Geslaagd beroep noodweerexces bij voorlopige hechtenis; afwijzing vordering gevangenhouding
Ook in de fase van de voorlopige hechtenis kan door de verdediging met succes een beroep worden gedaan op noodweer(exces). Dat blijkt uit een uitspraak van het Gerechtshof Arnhem-Leeuwarden van 27 augustus 2018, ECLI:NL:GHARL:2013:6293. In dat kader zijn verschillende verweren mogelijk;
- Vanwege het beroep op noodweerexces is de maatschappij niet ernstig geschokt wanneer de verdachte in vrijheid zou worden geste;d
- Er moet ernstig rekening worden gehouden met de mogelijkheid dat later een gevangenisstraf van kortere duur wordt opgelegd dan de tijd die de verdachte reeds in voorarrest heeft doorgebracht (anticipatiegebot)

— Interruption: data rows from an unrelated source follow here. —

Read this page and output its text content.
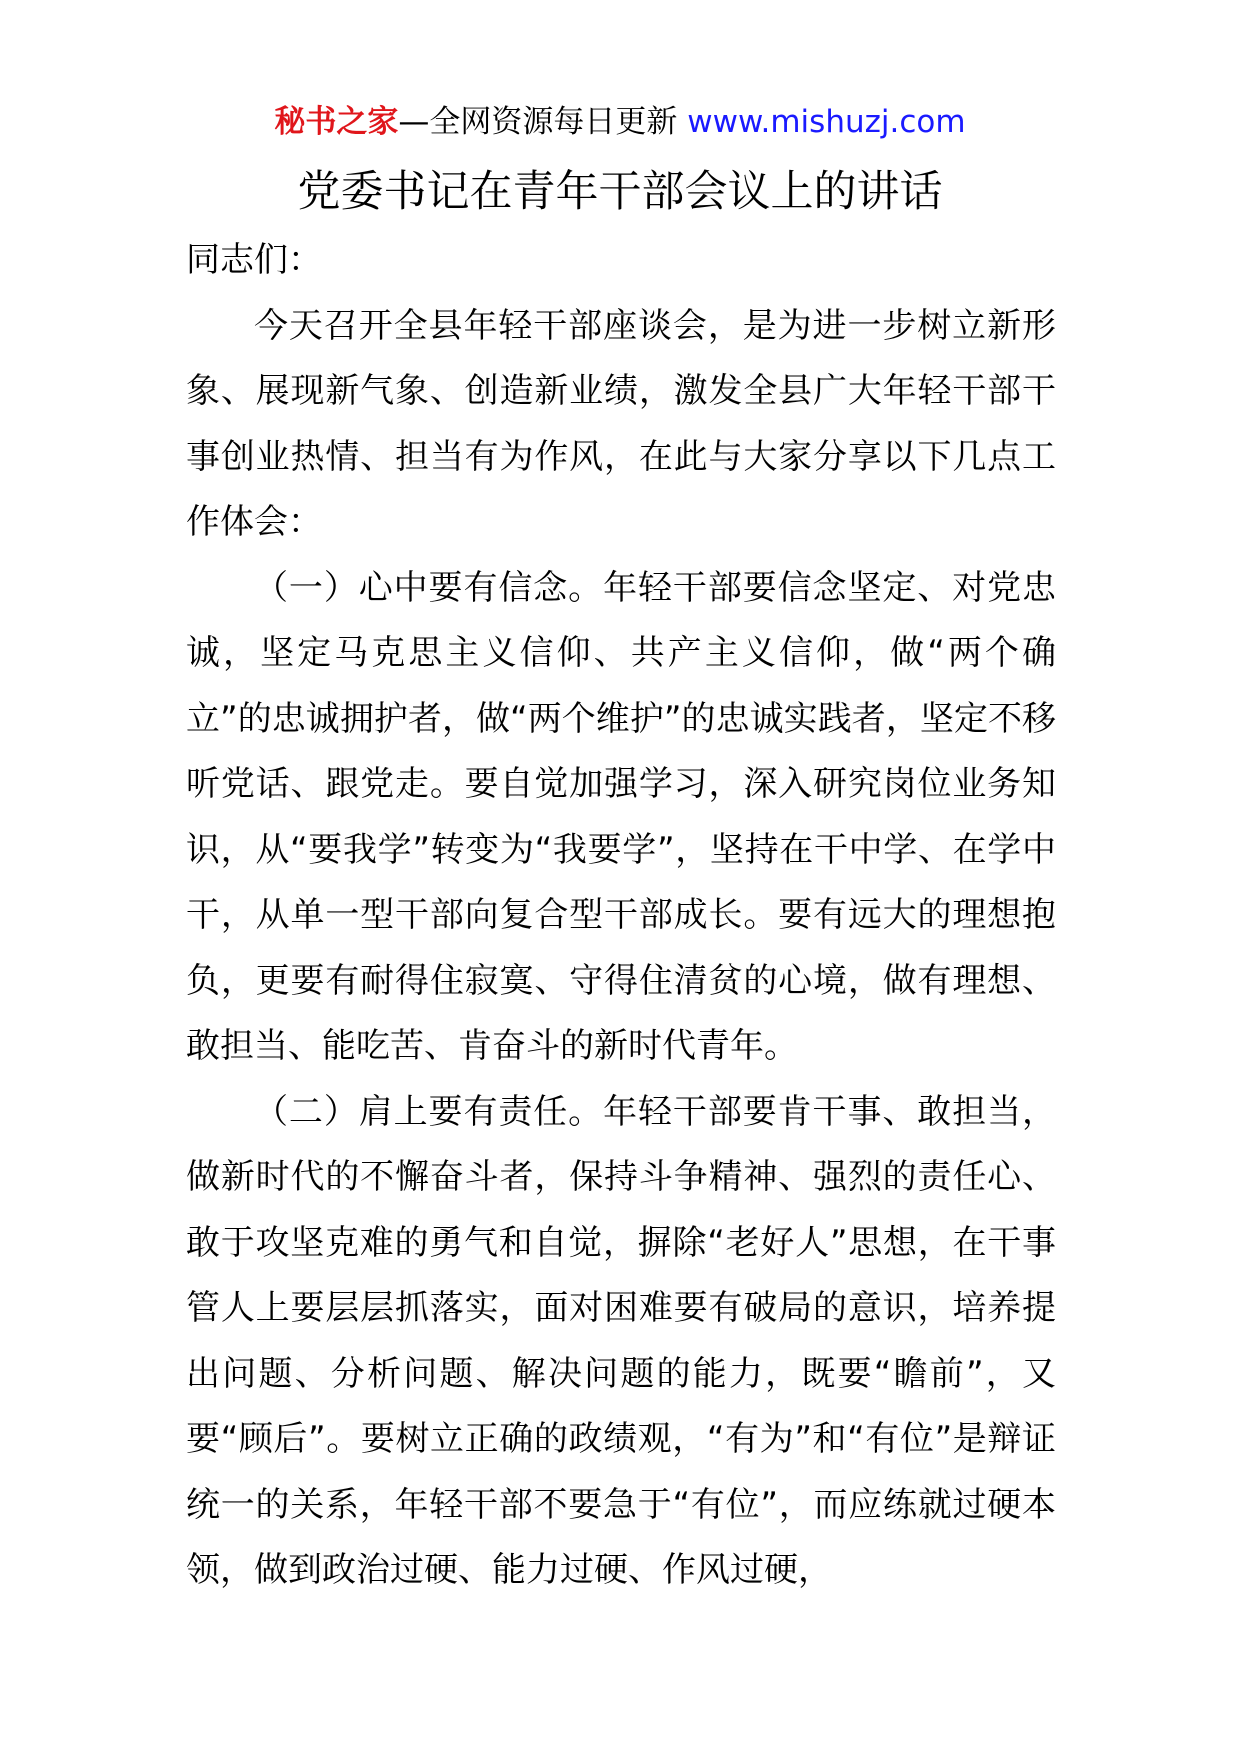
秘书之家—全网资源每日更新 www.mishuzj.com
党委书记在青年干部会议上的讲话

同志们：

今天召开全县年轻干部座谈会，是为进一步树立新形象、展现新气象、创造新业绩，激发全县广大年轻干部干事创业热情、担当有为作风，在此与大家分享以下几点工作体会：

（一）心中要有信念。年轻干部要信念坚定、对党忠诚，坚定马克思主义信仰、共产主义信仰，做“两个确立”的忠诚拥护者，做“两个维护”的忠诚实践者，坚定不移听党话、跟党走。要自觉加强学习，深入研究岗位业务知识，从“要我学”转变为“我要学”，坚持在干中学、在学中干，从单一型干部向复合型干部成长。要有远大的理想抱负，更要有耐得住寂寞、守得住清贫的心境，做有理想、敢担当、能吃苦、肯奋斗的新时代青年。

（二）肩上要有责任。年轻干部要肯干事、敢担当，做新时代的不懈奋斗者，保持斗争精神、强烈的责任心、敢于攻坚克难的勇气和自觉，摒除“老好人”思想，在干事管人上要层层抓落实，面对困难要有破局的意识，培养提出问题、分析问题、解决问题的能力，既要“瞻前”，又要“顾后”。要树立正确的政绩观，“有为”和“有位”是辩证统一的关系，年轻干部不要急于“有位”，而应练就过硬本领，做到政治过硬、能力过硬、作风过硬，
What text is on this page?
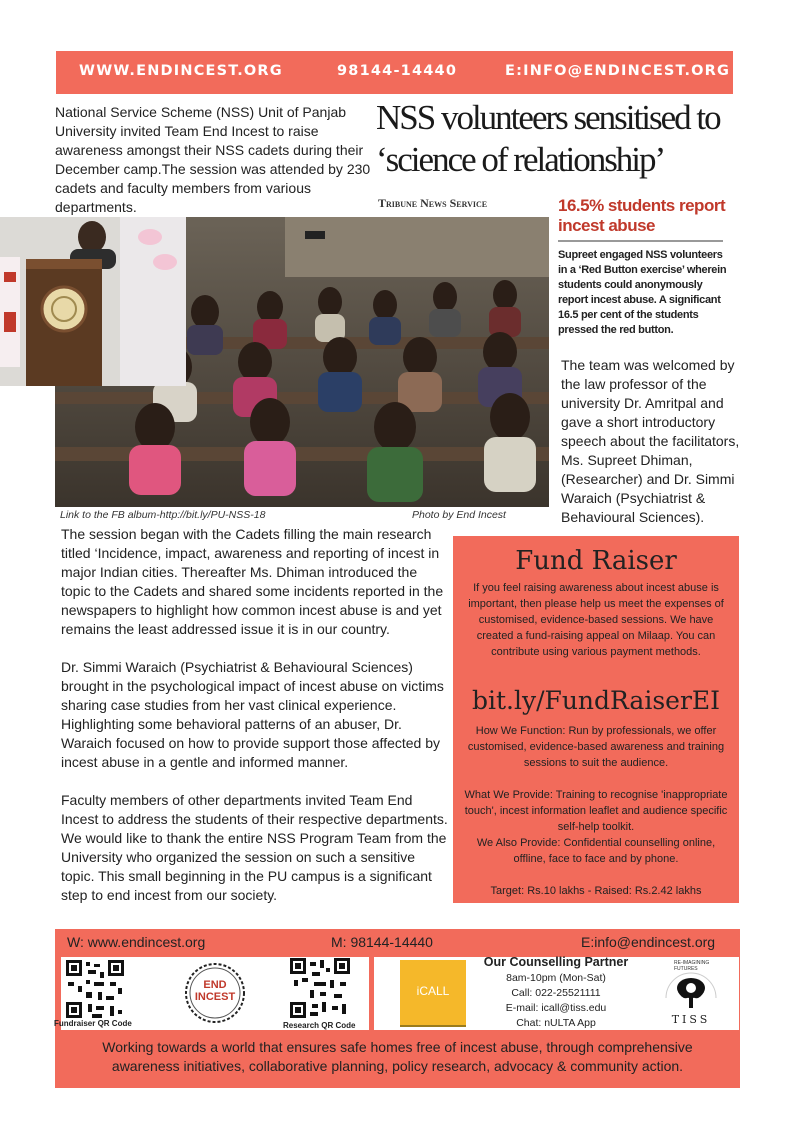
WWW.ENDINCEST.ORG	98144-14440	E:INFO@ENDINCEST.ORG
National Service Scheme (NSS) Unit of Panjab University invited Team End Incest to raise awareness amongst their NSS cadets during their December camp.The session was attended by 230 cadets and faculty members from various departments.
NSS volunteers sensitised to ‘science of relationship’
Tribune News Service	16.5% students report incest abuse
Supreet engaged NSS volunteers in a ‘Red Button exercise’ wherein students could anonymously report incest abuse. A significant 16.5 per cent of the students pressed the red button.
Link to the FB album-http://bit.ly/PU-NSS-18	Photo by End Incest
The team was welcomed by the law professor of the university Dr. Amritpal and gave a short introductory speech about the facilitators, Ms. Supreet Dhiman, (Researcher) and Dr. Simmi Waraich (Psychiatrist & Behavioural Sciences).

The session began with the Cadets filling the main research titled ‘Incidence, impact, awareness and reporting of incest in major Indian cities. Thereafter Ms. Dhiman introduced the topic to the Cadets and shared some incidents reported in the newspapers to highlight how common incest abuse is and yet remains the least addressed issue it is in our country.

Dr. Simmi Waraich (Psychiatrist & Behavioural Sciences) brought in the psychological impact of incest abuse on victims sharing case studies from her vast clinical experience. Highlighting some behavioral patterns of an abuser, Dr. Waraich focused on how to provide support those affected by incest abuse in a gentle and informed manner.

Faculty members of other departments invited Team End Incest to address the students of their respective departments. We would like to thank the entire NSS Program Team from the University who organized the session on such a sensitive topic. This small beginning in the PU campus is a significant step to end incest from our society.

Fund Raiser
If you feel raising awareness about incest abuse is important, then please help us meet the expenses of customised, evidence-based sessions. We have created a fund-raising appeal on Milaap. You can contribute using various payment methods.
bit.ly/FundRaiserEI
How We Function: Run by professionals, we offer customised, evidence-based awareness and training sessions to suit the audience.
What We Provide: Training to recognise 'inappropriate touch', incest information leaflet and audience specific self-help toolkit.
We Also Provide: Confidential counselling online, offline, face to face and by phone.
Target: Rs.10 lakhs - Raised: Rs.2.42 lakhs
W: www.endincest.org	M: 98144-14440	E:info@endincest.org
Fundraiser QR Code
END
INCEST
Research QR Code
iCALL
Our Counselling Partner
8am-10pm (Mon-Sat)
Call: 022-25521111
E-mail: icall@tiss.edu
Chat: nULTA App
RE-IMAGINING FUTURES
TISS
Working towards a world that ensures safe homes free of incest abuse, through comprehensive awareness initiatives, collaborative planning, policy research, advocacy & community action.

Vanwege deze redenen werd in de genoemde uitspraak de vordering tot gevangenhouding afgewezen.
Gerechtshof: verweer noodweerexces heeft goede kans van slagen
Met de rechtbank is het hof van oordeel dat ernstige bezwaren tegen verdachte bestaan ter zake van het feit waarop de voorlopige hechtenis berust. Eveneens is het hof van oordeel dat de onderzoeksgrond thans nog aanwezig is. Ten aanzien van de 12-jaarsgrond is dat anders; gelet op de omstandigheden waaronder het feit is begaan – het hof wijst hiertoe op het navolgende – acht het hof die grond niet aanwezig.
Het bestaan van de onderzoeksgrond neemt niet weg dat, naar het oordeel van het hof, sprake is van de situatie als bedoeld in artikel 67a, derde lid, van het Wetboek van Strafvordering, nu er ernstig rekening mee moet worden gehouden dat het beroep van de verdachte op noodweer, dan wel noodweerexces, kans van slagen heeft. Dit geldt ook – het nog te verrichten onderzoek heeft daarop betrekking – ingeval er vanuit moet worden gegaan dat verdachte zelf het mes, waarmee het slachtoffer is gestoken, uit de woning heeft gepakt en daarmee naar buiten is gegaan.
Het hof wijst er op dat ’s hofs oordeel is gebaseerd op het procesdossier zoals dat thans beschikbaar is. De zittingsrechter zal op basis van het uiteindelijke dossier en het onderzoek ter terechtzitting een definitief inhoudelijk oordeel vellen.
Gelet op het vorenoverwogene zal het hof de beschikking van de rechtbank vernietigen, de vordering van de officier van justitie tot verlenging van de gevangenhouding van verdachte afwijzen en de voorlopige hechtenis van verdachte opheffen.
Geen ernstig geschokte rechtsorde
Ook in een zaak die speelde bij de rechtbank Zeeland West-Brabant (niet gepubliceerd) werd de vordering tot gevangenhouding afgewezen omdat niet voldaan werd aan het criterium van de geschokte rechtsorde, De rechtbank overwoog het volgende:
“Wanneer het publiek bekend is met alle feiten en omstandigheden waaronder dit vermoedelijk begane feit werd gepleegd, moet worden aangenomen, moet er worden aangenomen dat er geen reacties van het publiek komen bij vrijlating. Deze omstandigheden leiden ertoe dat de vordering gevangenhouding moet worden afgewezen en het bevel tot voorlopige hechtenis moet worden opgeheven.”